Yoga means to get into touch with the Supreme Lord. The process, however, includes several bodily features such as āsana, dhyāna, prāṇāyāma and meditation, and all of them are meant for concentrating upon the localized aspect of Vāsudeva represented as Paramātmā. Paramātmā realization is but partial realization of Vāsudeva, and if one is successful in that attempt, one realizes Vāsudeva in full. But by ill luck most yogīs are stranded by the powers of mysticism achieved through the bodily process. 

If you indulge your senses unrestrictedly but make a show of yoga practice, you will never be successful. The senses cannot be controlled in the proper sense of the term; they are always agitated. This is true also with a child—how long can he be forced to sit down silently? It is not possible. Even Arjuna said, cañcalaṁ hi manaḥ kṛṣṇa: “The mind is always agitated.” The best course is to fix the mind on the lotus feet of the Lord. Mano mayy arpitaṁ sthiram. If one seriously engages in Kṛṣṇa consciousness, that is the highest perfectional stage. All Kṛṣṇa conscious activities are on the highest perfectional level of human life.  

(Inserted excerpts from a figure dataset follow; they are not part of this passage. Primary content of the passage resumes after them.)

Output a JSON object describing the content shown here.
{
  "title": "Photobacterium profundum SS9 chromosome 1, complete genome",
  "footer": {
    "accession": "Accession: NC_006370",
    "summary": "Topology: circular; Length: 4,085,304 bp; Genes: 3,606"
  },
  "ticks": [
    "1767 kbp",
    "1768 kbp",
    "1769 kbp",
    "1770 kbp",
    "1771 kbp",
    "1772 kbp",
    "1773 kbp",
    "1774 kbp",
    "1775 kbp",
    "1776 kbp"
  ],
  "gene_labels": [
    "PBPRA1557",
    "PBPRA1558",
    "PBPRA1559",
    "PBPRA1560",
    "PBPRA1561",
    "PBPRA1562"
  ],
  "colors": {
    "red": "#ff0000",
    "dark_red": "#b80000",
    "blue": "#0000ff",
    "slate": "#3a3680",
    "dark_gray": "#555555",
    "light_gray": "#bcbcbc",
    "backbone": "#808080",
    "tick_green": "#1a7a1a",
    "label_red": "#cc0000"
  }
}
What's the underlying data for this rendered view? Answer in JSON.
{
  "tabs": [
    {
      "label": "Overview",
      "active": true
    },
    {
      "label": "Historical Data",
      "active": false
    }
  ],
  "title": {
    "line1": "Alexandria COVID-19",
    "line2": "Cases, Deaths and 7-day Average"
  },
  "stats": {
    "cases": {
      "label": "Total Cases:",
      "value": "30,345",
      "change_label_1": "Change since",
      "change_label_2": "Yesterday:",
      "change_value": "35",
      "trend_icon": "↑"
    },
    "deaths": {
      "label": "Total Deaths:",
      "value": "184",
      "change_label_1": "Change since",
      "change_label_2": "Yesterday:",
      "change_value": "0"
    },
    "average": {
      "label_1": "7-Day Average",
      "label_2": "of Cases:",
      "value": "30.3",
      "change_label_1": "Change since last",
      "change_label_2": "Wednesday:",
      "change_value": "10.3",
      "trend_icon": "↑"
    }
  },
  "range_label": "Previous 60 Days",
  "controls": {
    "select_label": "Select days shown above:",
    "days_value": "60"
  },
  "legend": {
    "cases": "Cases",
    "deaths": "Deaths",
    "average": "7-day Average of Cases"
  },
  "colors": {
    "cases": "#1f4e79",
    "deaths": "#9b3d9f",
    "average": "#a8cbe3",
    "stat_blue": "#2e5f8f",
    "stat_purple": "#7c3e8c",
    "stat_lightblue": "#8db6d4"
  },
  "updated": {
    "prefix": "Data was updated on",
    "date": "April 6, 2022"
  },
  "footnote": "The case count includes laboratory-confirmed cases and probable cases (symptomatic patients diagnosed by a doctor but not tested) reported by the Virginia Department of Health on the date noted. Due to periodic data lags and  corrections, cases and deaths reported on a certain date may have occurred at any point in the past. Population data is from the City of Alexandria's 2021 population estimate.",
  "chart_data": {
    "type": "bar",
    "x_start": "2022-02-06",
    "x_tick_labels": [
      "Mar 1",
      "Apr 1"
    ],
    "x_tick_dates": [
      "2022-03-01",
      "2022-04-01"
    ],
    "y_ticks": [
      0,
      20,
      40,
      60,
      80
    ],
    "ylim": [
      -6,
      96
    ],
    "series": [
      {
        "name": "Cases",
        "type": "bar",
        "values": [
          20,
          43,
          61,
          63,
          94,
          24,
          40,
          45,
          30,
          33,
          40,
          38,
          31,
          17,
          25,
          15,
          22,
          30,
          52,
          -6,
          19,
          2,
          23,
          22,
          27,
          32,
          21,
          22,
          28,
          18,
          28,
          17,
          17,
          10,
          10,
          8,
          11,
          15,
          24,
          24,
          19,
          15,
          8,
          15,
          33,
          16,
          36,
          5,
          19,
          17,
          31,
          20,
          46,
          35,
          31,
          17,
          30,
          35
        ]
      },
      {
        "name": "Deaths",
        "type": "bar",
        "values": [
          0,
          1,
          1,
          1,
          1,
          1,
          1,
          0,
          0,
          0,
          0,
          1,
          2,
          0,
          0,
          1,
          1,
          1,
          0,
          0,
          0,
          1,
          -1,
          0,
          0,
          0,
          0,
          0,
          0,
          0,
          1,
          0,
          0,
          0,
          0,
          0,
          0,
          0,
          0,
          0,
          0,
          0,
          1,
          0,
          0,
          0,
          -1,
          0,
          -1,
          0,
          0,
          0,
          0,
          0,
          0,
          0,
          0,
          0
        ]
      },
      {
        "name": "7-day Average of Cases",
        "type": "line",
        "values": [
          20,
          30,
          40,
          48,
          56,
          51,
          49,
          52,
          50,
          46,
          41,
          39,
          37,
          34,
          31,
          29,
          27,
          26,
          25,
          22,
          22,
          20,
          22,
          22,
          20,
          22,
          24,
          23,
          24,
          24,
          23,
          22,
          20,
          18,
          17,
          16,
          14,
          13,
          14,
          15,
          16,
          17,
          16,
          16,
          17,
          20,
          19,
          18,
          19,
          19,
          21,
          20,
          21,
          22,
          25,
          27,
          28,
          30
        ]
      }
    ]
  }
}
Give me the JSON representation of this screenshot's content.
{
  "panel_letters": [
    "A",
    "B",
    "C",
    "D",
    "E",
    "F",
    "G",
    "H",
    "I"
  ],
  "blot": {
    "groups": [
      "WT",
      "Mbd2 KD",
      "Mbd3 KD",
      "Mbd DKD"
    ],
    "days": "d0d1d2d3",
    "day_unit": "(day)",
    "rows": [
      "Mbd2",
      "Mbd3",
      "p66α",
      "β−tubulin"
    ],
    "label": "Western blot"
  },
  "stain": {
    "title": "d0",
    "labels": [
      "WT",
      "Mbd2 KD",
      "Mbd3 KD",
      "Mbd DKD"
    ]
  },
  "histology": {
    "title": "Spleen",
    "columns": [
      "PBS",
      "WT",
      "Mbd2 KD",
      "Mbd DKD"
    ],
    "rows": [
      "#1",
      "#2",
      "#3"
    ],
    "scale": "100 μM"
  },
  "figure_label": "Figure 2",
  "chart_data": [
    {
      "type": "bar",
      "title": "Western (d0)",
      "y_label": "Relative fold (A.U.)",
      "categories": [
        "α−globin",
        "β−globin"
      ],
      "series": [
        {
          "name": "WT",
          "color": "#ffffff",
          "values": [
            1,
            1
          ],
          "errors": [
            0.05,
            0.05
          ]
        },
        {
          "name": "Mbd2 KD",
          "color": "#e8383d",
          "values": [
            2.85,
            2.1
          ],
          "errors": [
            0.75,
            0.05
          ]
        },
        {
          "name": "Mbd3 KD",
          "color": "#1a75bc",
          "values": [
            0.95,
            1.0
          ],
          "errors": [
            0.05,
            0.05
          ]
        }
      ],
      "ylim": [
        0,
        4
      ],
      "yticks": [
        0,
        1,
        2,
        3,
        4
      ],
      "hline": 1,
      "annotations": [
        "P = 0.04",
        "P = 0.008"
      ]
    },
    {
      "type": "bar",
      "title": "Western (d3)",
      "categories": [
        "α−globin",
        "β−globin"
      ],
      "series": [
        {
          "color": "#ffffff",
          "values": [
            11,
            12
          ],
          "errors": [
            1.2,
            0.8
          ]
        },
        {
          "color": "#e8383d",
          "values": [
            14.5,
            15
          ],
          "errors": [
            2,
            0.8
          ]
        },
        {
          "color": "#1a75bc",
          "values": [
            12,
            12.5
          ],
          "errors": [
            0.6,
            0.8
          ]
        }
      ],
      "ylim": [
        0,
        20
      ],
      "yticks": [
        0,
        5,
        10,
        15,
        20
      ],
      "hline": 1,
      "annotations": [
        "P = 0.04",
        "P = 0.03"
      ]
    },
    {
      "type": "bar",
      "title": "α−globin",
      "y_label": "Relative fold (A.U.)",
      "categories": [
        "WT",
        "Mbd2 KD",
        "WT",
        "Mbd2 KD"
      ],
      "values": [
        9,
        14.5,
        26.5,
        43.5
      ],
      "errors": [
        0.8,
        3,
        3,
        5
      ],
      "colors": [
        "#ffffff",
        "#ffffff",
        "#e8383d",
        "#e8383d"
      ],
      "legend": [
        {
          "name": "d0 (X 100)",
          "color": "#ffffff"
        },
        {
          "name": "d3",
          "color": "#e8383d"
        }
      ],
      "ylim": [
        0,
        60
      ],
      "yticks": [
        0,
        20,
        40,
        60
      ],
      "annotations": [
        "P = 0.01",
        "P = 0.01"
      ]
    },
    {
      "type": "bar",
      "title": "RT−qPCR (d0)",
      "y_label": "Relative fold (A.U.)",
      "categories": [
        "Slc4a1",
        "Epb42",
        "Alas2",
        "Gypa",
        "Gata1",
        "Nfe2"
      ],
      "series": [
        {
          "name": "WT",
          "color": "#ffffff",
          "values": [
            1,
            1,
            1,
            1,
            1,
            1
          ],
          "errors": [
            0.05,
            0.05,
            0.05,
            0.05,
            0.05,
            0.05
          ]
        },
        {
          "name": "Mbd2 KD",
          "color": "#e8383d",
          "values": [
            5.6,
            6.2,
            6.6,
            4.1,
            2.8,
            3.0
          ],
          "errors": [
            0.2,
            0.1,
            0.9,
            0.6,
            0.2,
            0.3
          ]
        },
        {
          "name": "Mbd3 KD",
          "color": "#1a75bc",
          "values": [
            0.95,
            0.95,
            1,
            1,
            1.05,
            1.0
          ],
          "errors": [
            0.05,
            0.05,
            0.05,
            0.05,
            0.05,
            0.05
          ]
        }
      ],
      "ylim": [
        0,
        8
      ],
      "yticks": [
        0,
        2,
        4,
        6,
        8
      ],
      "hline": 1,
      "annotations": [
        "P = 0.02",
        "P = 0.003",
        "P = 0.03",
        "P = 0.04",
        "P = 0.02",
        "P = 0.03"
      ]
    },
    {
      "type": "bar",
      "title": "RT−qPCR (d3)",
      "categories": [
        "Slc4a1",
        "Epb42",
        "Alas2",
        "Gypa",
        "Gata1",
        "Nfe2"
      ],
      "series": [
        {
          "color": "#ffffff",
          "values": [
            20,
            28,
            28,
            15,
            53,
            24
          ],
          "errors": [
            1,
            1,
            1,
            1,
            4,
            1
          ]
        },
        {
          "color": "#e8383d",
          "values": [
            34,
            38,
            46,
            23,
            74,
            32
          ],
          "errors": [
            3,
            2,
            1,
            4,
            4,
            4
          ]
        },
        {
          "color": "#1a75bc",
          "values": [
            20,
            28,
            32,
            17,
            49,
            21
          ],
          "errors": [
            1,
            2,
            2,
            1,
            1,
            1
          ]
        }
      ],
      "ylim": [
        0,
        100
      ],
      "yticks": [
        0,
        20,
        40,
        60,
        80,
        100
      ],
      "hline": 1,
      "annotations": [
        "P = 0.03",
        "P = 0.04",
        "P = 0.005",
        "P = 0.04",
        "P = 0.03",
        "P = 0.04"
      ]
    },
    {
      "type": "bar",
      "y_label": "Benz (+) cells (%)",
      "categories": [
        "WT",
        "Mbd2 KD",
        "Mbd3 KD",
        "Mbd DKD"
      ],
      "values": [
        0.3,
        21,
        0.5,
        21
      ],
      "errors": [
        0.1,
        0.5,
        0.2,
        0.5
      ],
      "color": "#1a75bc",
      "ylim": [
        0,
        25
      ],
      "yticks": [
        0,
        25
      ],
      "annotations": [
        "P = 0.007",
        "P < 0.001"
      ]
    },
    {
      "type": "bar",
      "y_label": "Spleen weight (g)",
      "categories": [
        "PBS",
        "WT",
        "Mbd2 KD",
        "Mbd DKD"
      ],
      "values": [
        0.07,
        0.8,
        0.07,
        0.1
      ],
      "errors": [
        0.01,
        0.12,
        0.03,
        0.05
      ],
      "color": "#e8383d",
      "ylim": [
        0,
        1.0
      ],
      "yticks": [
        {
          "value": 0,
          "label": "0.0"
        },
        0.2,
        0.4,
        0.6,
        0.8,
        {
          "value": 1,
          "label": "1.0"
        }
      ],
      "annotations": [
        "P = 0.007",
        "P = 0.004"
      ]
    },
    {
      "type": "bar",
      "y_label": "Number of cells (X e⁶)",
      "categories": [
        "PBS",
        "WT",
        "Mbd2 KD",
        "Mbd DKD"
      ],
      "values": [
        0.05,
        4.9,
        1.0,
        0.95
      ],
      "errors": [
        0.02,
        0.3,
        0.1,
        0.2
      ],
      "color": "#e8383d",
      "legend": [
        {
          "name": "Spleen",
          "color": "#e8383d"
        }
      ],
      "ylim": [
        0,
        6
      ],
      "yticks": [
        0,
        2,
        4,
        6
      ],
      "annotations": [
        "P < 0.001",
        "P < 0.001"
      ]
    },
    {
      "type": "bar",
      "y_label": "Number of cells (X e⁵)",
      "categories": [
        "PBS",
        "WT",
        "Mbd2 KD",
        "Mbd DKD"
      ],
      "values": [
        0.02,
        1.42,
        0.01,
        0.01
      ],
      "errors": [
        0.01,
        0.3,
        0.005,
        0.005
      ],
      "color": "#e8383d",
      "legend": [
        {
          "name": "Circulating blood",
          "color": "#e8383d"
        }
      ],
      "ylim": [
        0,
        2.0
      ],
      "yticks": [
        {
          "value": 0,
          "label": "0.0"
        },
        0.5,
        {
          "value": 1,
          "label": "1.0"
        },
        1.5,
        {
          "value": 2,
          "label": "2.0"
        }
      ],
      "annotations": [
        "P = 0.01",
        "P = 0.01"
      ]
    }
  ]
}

Yoga means concentration of the mind detached from all other subject matter. And actually such concentration is samādhi, or cent percent engagement in the service of the Lord. And one who concentrates his attention in that manner is called a yogī. Such a yogī devotee of the Lord engages himself twenty-four hours daily in the service of the Lord so that his whole attention is engrossed with the thoughts of the Lord in ninefold devotional service, namely hearing, chanting, remembering, worshiping, praying, becoming a voluntary servant, carrying out orders, establishing a friendly relationship, or offering all that one may possess, in the service of the Lord. By such practice of yoga, or linking up in the service of the Lord, one is recognized by the Lord Himself, as it is explained in the Bhagavad-gītā concerning the highest perfectional stage of samādhi. The Lord calls such a rare devotee the best amongst all the yogīs. Such a perfect yogī is enabled by the divine grace of the Lord to concentrate his mind upon the Lord with a perfect sense of consciousness, and thus by chanting His holy name before quitting the body the yogī is at once transferred by the internal energy of the Lord to one of the eternal planets where there is no question of material life and its concomitant factors. In material existence a living being has to endure the material conditions of threefold miseries, life after life, according to his fruitive work. Such material life is produced by material desires only. Devotional service to the Lord does not kill the natural desires of the living being, but they are applied in the right cause of devotional service. This qualifies the desire to be transferred to the spiritual sky. General Bhīṣmadeva is referring to a particular type of yoga called bhakti-yoga, and he was fortunate enough to have the Lord directly in his presence before he quitted his material body. He therefore desired that the Lord stay before his view.